Now the true strength of feeling about the idea of bringing in a road tax for cyclists has become clear.
Seven out of ten people who responded to a Scottish Government consultation were opposed to the idea of a road tax for cyclists, and just 2 per cent were in favour.
The idea of taxing bike users was contained in a consultation into how to take forward a Cycling Action Plan for Scotland.
It asked: "Should all road users pay road tax? If so, how much should it be for cyclists and how could it be enforced?"
Out of 258 individuals and groups that responded, 178 disagreed with the idea, according to a report into the consultation results. Only six thought it was a good proposal, 57 had no view, and 17 said they may agree with the idea.
The Cycling Action Plan for Scotland will aim to boost the number of journeys taken by bike so that 10 per cent of all trips are made on two wheels by 2020.
Cycling groups argued taxing bicycle users would go completely against that aim.
Respondents said cyclists should not face the same taxes as cars because they do not pollute the air or damage the roads, and already contributed to the roads budget through general taxation.
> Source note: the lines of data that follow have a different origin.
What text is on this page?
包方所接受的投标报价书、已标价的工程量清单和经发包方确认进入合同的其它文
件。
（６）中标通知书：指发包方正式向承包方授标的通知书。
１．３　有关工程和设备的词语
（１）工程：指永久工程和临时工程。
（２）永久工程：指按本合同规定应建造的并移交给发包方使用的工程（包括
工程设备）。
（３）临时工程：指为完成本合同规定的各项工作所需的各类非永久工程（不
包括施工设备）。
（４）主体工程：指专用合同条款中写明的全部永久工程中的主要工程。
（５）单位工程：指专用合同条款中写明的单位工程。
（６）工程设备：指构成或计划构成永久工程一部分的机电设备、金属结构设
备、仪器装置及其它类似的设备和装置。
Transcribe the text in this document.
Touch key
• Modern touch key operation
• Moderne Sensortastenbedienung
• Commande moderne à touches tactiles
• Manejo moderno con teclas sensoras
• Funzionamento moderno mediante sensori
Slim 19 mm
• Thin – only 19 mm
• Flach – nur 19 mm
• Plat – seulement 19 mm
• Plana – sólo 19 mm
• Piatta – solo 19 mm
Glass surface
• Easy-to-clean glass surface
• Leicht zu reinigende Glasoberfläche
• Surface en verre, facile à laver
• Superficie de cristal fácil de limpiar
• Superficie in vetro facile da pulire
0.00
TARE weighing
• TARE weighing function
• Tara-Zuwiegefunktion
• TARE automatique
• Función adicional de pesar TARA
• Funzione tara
"The idea of all users paying tax was also criticised on the basis that its premise meant pedestrians and child cyclists would also have to pay," said a report into the consultation responses by Dynesh Vijayaraghavan from the Sustainable Transport Team at the Scottish Government.
Some even felt cyclists should be given tax rebates on the basis that they were contributing in a good way to society.
The report added that "a very small minority of views suggested a tax would be acceptable if the money was hypothecated for cycling improvements".
Transform Scotland, in its response, said bringing in road tax would be "an effective way of deterring cycling – and would act against the Government's ambitions for growth in … cycling".
The group added that it would be "deeply impractical".
Instead those responding wanted stricter penalties for drivers who broke speed limits, parked in cycle lanes and ignored advanced stop lines.
"Both these violations and the laxness in enforcing against them were seen by some to reflect a culture where the cyclist was unimportant, which had to change," the report added.
Many respondents believed Scotland should adopt laws used elsewhere in Europe that put liability on drivers to prove they were not at fault for a crash involving a bike.
And they said there needed to be more driver education. There was strong support for including a cycling module in the driving test.
A Scottish Government spokeswoman said: "Scottish ministers have no plans to charge cyclists for using the roads in Scotland."